Learning from our grant-making
We ask all grant-holders to report on the progress of their grants, so that we can both monitor how work is going practically and financially, and identify useful lessons. We want to celebrate grant-holders’ achievements, learn why things don’t go to plan, and pass on good practice to others.
Grant-holders’ sharing reflections on how their work has gone influences our future grant-making for the better.
How openly grant-holders report to us is an important factor when it comes to determining future applications from those organisations.
Our Reporting System
In January 2013 we changed the way we asked new grant-holders to report to us, moving from a "one size fits all" system to one which reflects the size of the grant, resources of the grant-holder, what we want to learn from the grant and the use we'll make of that learning.
- For most grants we ask for a standard short and focused report on an annual basis – no more than four sides of A4 paper, using this form.
- For a smaller number of grants, which might be larger or more complex, we want to learn more about their progress. This might be in writing, or in a meeting or visit. Your Grants Manager will confirm what’s required in the grant offer – here is some general guidance.
All grants made before January 2013 will continue to report as requested in the original grant offer letter.
Guidance and a suggested report structure for these grants can be found here.
To help grant-holders and the Foundation to focus on what could be achieved with our funding we now ask applicants to identify, in their second stage application, up to three key outcomes they aim to bring about, or make progress towards, by the end of the grant.
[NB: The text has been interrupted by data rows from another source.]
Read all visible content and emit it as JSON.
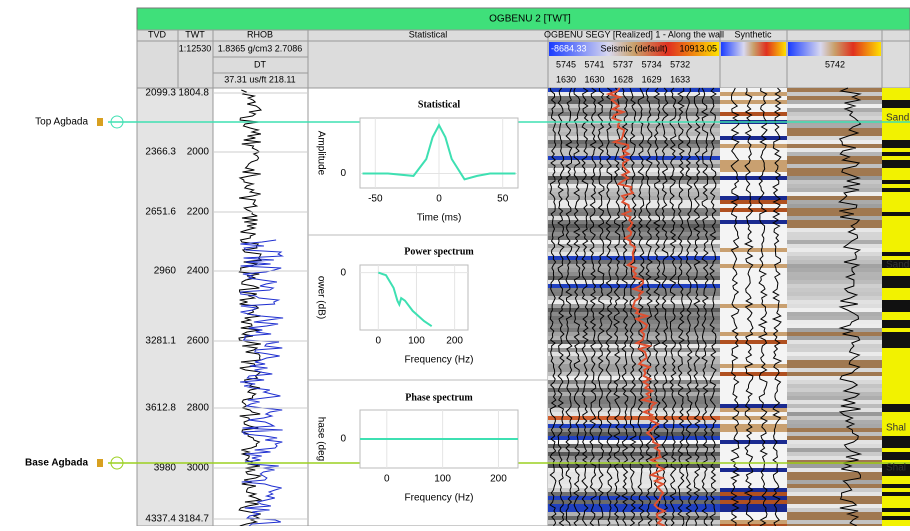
{
  "header": {
    "title": "OGBENU 2 [TWT]"
  },
  "columns": {
    "tvd": "TVD",
    "twt": "TWT",
    "scale": "1:12530",
    "rhob": "RHOB",
    "rhob_range": "1.8365 g/cm3 2.7086",
    "dt": "DT",
    "dt_range": "37.31 us/ft 218.11",
    "statistical": "Statistical",
    "seismic": "OGBENU SEGY [Realized] 1 - Along the wall",
    "seismic_min": "-8684.33",
    "seismic_name": "Seismic (default)",
    "seismic_max": "10913.05",
    "traces": "5745 5741 5737 5734 5732",
    "trace_twt": "1630 1630 1628 1629 1633",
    "synthetic": "Synthetic",
    "trace": "5742"
  },
  "horizons": [
    "Top Agbada",
    "Base Agbada"
  ],
  "tvd_labels": [
    2099.3,
    2366.3,
    2651.6,
    2960,
    3281.1,
    3612.8,
    3980,
    4337.4
  ],
  "twt_labels": [
    1804.8,
    2000,
    2200,
    2400,
    2600,
    2800,
    3000,
    3184.7
  ],
  "facies_labels": [
    "Sand",
    "Sand",
    "Shal",
    "Shal"
  ],
  "chart_data": [
    {
      "type": "line",
      "title": "Statistical",
      "y_label": "Amplitude",
      "x_label": "Time (ms)",
      "color": "#3ee0b2",
      "x": [
        -60,
        -40,
        -20,
        -10,
        -5,
        0,
        5,
        10,
        20,
        30,
        40,
        60
      ],
      "values": [
        0,
        0,
        -0.05,
        0.3,
        0.75,
        1,
        0.75,
        0.3,
        -0.12,
        -0.05,
        0,
        0
      ],
      "xlim": [
        -62,
        62
      ],
      "ylim": [
        -0.3,
        1.15
      ],
      "xticks": [
        -50,
        0,
        50
      ],
      "yticks": [
        0
      ],
      "grid": true
    },
    {
      "type": "line",
      "title": "Power spectrum",
      "y_label": "ower (dB)",
      "x_label": "Frequency (Hz)",
      "color": "#3ee0b2",
      "x": [
        0,
        20,
        40,
        50,
        55,
        60,
        70,
        90,
        120,
        140
      ],
      "values": [
        0,
        -2,
        -12,
        -22,
        -25,
        -20,
        -22,
        -30,
        -38,
        -42
      ],
      "xlim": [
        -48,
        235
      ],
      "ylim": [
        -45,
        6
      ],
      "xticks": [
        0,
        100,
        200
      ],
      "yticks": [
        0
      ],
      "grid": true
    },
    {
      "type": "line",
      "title": "Phase spectrum",
      "y_label": "hase (deg",
      "x_label": "Frequency (Hz)",
      "color": "#3ee0b2",
      "x": [
        -48,
        235
      ],
      "values": [
        0,
        0
      ],
      "xlim": [
        -48,
        235
      ],
      "ylim": [
        -180,
        180
      ],
      "xticks": [
        0,
        100,
        200
      ],
      "yticks": [
        0
      ],
      "grid": true
    }
  ]
}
We are flexible about how grant-holders define “outcomes” – they might be changes in policy or practice, differences to people's lives, or successful delivery of programmes or interventions.
We want applicants to think about how they will monitor progress towards these outcomes and ensure the work remains on track. What information, for example, will they need to collect?
If a grant is awarded we will use these key outcomes as the basis for their progress reports to us and as the framework for both of us to draw lessons from what happens.